Sa valeur serait pour moi (non philosophe que je suis...) dans ce regard singulier qu'un artiste nous offre à voir dans son propre langage, dans sa propre expression, dans sa capacité à transcender la vérité, aller au delà, de nous faire part de l'insaisissable, de nous montrer ce que l'on n'aurait pu voir.
to be continued...
L'oeuvre d'art peut avoir une mutitude de finalité. Elle en a eut d'ailleurs beaucoup : cultuelle, cuturelle, esthétique, commerciale. Mais parmis toute ces finalités qu'est ce qui constitue l'invariant de l'art, ce par quoi l'art est art ? C'est son inutilté. Malgrés toutes les finalités que l'on prète à l'art, ce qui distingue l'objet d'art de toute autre production artificielle, c'est son inutlité. Ce dont on ne peut user. Premier point. Et la dessus il y aura beaucoup de choses à dire.

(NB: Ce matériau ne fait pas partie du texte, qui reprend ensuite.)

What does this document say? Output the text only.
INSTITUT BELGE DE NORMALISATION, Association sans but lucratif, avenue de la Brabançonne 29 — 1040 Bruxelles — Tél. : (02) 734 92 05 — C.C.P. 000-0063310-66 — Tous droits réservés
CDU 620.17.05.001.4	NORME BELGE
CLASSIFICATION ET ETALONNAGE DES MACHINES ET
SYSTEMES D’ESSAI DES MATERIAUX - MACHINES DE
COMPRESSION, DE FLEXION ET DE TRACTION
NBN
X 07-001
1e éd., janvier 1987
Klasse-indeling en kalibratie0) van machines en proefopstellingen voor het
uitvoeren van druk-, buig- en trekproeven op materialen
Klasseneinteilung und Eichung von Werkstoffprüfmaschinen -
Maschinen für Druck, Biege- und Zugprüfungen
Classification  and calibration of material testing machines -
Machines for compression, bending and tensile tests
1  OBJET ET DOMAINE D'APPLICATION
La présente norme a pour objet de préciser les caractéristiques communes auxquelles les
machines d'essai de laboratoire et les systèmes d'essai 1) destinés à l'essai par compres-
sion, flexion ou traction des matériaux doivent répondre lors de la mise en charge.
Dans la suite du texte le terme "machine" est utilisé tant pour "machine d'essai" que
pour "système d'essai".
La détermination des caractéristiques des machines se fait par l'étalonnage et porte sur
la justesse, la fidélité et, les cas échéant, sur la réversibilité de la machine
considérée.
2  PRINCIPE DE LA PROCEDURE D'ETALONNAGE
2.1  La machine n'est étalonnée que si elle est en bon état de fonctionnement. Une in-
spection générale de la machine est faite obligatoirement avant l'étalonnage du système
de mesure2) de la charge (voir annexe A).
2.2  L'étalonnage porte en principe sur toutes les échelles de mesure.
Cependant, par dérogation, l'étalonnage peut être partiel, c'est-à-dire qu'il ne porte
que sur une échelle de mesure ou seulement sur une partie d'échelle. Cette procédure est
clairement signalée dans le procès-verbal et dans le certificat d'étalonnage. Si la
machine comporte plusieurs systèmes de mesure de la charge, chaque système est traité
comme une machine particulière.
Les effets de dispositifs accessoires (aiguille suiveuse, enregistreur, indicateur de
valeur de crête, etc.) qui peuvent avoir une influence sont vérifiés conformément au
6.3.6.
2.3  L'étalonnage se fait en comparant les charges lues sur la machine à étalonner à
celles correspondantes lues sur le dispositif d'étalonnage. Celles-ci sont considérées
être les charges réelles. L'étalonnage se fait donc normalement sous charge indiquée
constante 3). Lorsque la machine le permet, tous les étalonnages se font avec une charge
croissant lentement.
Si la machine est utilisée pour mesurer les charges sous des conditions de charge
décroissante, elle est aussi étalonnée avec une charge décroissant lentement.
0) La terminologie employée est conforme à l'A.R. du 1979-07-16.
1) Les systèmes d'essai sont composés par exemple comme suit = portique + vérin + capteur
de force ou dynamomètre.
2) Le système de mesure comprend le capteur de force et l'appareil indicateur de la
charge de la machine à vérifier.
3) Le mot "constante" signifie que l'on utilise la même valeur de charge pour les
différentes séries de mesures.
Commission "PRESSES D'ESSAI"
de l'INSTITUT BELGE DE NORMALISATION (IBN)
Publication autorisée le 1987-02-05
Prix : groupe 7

Second point. Ce n'est jamais la subjectivité de l'artiste qui donne sa valeur à l'art. L'art outrepasse le nom propre, la subjectivité privée et réactive. L'art cultuel n'est pas signié. L'oeuvre dépasse son créateur. L'art a pour origine le génie, et le génie n'a pas de nom propre. Kant le défnit comme cette "disposition innée par laquelle la nature donne ses règles à l'art." Ce qui signifie que le corps de l'artiste exprime quelque chose qui le dépasse complètement, de lui surgit l'inouïe, l'invu, l'imprévu. Une force qui le dépasse, dont il n'est que le passeur. c'est le délire platonicien. De même Duchamp dans une conférence éditée sous le nom de Pocessus créatif, définit l'art par un certain coefficient d'art, qu'il déternime comme "différence arithmétique entre ce qui était projeté et n'est pas réalisé, et ce qui esst réalisé mais n'était pas projeté." C'est le hasard, qui est au principe de l'art, un hasard productif. Un hasard cosmique, dionysiaque, qui s'affirme dans l'oeuvre d'art.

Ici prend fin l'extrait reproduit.